Commercial papers have become one of the popular routes for corporates to raise funds when compared with loans from banks in recent times.

What is a commercial paper?

  • Commercial papers have become one of the popular routes for corporates to raise funds when compared with loans from banks in recent times.
  • A commercial Paper (CP) is an unsecured loan raised by firms in money markets through instruments issued in the form of a promissory note.
  • CPs can be issued for maturities between a minimum of 7 days and a maximum of up to one year from the date of issue.

What is the current scenario in the banking system?

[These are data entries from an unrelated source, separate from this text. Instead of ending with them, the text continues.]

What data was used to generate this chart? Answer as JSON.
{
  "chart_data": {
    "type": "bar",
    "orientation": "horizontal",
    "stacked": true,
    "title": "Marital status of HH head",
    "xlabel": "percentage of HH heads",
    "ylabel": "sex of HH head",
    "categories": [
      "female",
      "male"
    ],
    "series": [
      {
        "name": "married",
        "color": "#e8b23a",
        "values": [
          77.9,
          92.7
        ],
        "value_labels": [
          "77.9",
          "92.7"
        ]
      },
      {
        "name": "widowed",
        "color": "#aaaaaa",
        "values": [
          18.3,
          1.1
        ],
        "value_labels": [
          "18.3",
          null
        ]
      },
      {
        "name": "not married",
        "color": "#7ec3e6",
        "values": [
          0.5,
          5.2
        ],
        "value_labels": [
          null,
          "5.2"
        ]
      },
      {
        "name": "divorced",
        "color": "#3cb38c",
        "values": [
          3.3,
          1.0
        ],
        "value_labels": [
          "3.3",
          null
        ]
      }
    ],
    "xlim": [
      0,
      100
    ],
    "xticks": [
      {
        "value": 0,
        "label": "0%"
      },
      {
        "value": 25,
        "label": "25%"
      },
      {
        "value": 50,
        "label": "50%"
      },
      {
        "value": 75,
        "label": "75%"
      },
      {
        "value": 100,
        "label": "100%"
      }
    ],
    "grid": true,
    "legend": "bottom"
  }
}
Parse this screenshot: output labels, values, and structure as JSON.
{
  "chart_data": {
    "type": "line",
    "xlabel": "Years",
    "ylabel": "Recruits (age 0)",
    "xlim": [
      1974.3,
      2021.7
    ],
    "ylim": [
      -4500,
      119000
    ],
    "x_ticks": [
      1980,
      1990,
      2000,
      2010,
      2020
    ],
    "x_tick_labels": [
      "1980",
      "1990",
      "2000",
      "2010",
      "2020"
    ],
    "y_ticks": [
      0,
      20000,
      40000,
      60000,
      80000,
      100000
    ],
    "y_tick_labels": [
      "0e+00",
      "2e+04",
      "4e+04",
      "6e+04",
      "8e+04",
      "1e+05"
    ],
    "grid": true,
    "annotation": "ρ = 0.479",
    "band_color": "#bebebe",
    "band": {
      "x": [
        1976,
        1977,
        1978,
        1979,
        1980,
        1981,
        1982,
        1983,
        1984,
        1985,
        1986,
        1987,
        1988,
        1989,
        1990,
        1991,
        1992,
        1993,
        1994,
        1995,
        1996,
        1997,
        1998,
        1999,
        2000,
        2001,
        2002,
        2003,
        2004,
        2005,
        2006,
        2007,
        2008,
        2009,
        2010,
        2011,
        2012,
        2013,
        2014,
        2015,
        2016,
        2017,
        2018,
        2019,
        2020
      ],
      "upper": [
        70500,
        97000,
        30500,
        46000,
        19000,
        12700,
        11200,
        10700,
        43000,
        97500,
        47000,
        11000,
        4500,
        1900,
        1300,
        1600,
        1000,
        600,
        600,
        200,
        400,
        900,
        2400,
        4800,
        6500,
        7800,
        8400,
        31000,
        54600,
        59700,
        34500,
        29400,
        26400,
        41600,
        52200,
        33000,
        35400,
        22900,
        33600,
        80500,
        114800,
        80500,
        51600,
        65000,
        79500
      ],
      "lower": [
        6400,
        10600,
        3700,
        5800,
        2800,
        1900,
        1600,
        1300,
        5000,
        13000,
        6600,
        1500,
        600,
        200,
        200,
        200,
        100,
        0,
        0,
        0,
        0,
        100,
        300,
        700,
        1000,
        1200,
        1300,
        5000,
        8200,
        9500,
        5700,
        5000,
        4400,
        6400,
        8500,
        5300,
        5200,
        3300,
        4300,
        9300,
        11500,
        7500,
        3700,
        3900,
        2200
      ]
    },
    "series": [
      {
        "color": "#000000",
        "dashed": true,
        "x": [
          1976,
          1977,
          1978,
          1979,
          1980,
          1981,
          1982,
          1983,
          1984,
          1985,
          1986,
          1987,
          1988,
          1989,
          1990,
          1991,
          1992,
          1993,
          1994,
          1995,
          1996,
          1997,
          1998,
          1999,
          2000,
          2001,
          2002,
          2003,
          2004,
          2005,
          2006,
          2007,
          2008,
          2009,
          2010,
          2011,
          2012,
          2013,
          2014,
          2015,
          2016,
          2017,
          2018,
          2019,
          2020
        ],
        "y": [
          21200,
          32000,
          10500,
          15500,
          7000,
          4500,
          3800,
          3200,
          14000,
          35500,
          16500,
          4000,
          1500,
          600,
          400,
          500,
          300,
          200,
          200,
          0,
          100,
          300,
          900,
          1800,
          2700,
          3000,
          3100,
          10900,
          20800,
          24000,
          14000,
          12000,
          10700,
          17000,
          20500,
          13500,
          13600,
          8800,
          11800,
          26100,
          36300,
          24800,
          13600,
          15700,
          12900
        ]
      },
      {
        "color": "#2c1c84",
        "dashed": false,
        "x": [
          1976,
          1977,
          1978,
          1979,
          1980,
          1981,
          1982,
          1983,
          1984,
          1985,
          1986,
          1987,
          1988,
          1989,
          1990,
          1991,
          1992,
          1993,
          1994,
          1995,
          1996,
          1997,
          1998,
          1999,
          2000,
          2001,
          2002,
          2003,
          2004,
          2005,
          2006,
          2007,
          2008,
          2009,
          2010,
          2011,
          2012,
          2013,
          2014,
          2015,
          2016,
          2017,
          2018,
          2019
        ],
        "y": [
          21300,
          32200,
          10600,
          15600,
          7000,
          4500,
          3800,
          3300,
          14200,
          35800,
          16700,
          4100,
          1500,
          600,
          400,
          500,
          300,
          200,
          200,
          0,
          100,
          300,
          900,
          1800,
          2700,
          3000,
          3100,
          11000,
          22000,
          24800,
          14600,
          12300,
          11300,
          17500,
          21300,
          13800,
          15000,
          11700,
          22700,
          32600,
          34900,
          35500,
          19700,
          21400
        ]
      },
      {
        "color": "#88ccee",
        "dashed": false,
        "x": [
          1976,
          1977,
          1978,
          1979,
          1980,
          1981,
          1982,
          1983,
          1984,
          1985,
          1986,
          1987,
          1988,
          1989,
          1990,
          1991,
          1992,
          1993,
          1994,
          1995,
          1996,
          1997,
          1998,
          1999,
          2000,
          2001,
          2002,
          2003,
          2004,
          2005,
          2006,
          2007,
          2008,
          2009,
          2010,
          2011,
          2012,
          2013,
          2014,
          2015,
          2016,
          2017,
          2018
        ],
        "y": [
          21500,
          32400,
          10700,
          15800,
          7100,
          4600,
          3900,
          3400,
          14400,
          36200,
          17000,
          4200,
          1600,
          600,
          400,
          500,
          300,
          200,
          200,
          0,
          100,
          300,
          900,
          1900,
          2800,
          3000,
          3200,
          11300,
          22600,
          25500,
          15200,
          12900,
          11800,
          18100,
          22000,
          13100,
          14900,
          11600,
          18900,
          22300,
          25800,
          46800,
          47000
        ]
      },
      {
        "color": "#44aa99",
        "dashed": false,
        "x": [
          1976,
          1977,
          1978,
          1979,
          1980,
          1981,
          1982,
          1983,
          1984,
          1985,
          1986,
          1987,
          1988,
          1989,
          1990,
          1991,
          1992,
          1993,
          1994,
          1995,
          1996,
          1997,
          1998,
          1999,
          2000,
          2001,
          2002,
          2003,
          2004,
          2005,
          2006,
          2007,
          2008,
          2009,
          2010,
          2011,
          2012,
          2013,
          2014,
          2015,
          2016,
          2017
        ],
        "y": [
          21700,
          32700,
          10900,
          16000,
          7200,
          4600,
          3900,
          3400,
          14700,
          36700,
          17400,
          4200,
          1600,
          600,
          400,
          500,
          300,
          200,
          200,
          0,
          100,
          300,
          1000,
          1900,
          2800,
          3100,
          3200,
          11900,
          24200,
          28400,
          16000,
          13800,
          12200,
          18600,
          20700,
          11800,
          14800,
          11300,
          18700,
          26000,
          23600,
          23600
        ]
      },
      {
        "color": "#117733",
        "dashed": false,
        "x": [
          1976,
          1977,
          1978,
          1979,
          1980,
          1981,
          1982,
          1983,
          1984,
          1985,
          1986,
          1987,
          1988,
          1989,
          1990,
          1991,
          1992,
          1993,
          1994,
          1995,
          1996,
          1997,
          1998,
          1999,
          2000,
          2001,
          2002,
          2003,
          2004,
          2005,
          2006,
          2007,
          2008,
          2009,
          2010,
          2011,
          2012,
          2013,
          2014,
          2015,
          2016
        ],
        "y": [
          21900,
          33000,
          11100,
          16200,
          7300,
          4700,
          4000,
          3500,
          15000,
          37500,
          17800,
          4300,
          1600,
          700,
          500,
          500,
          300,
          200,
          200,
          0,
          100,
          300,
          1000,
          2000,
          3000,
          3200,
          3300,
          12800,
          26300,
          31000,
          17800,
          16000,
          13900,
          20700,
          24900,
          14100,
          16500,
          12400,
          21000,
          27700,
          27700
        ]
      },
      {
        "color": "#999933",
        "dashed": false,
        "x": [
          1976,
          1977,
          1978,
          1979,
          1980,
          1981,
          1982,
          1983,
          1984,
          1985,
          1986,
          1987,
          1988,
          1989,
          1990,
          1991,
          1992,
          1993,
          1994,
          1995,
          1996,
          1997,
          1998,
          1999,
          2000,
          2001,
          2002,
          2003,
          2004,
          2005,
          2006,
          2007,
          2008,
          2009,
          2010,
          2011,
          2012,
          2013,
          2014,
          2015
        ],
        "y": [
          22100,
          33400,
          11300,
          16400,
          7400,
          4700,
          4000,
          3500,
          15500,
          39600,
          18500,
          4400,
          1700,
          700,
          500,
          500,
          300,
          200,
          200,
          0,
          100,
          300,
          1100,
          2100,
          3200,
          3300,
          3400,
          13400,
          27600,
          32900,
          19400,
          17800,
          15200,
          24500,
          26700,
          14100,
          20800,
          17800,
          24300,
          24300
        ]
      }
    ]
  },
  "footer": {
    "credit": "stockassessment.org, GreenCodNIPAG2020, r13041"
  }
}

  • ICRA pointed out that the glut in bank deposits post demonetisation has resulted in surplus liquidity in the banking system being parked by banks under reverse repo with RBI the during September 2017.
  • While the deposit inflows have been strong, credit growth has remained weak for banks.

Why is CPs popular?

Because of the following reasons

  • Surplus liquidity
  • Short-term borrowing rates in money markets have significantly declined post demonetisation and are much lower than the lowest benchmark lending rates of the banks
  • banks cannot lend below the benchmark lending rates, firms with good ratings have preferred to meet short-term working capital requirements

Will this spike in commercial papers be sustained?

  • Issuance of commercial papers will continue to remain strong till there is surplus liquidity in banks and short-term rates continue to be significantly lower than benchmark lending rates of the banks
  • He also noted that a bank or mutual fund with surplus temporary liquidity will prefer to subscribe to commercial papers and earn a slightly higher return in the short-term than parking funds under reverse repo.
  • Roughly 33% of outstanding commercial papers have been subscribed to by banks.

What are the advantages of issuing CPs?

  • Apart from being a cheaper source of funds, it helps meet funding requirements relatively quickly for better rated corporates.
  • Procedural requirements for securing bank facilities and charge creation on assets is not required.

What are the key challenges with CPS?

  • As the CP is an unsecured loan, the investor in commercial papers largely prefers highly-rated corporates or public sector entities in terms of credit rating.
  • Lender appetite is limited to better rated companies.
  • Commercial paper markets can be seasonal and vulnerable to liquidity conditions.
  • Within the year, liquidity conditions can become tight in certain months such as the end of a quarter, because of advance payment of taxes and the like.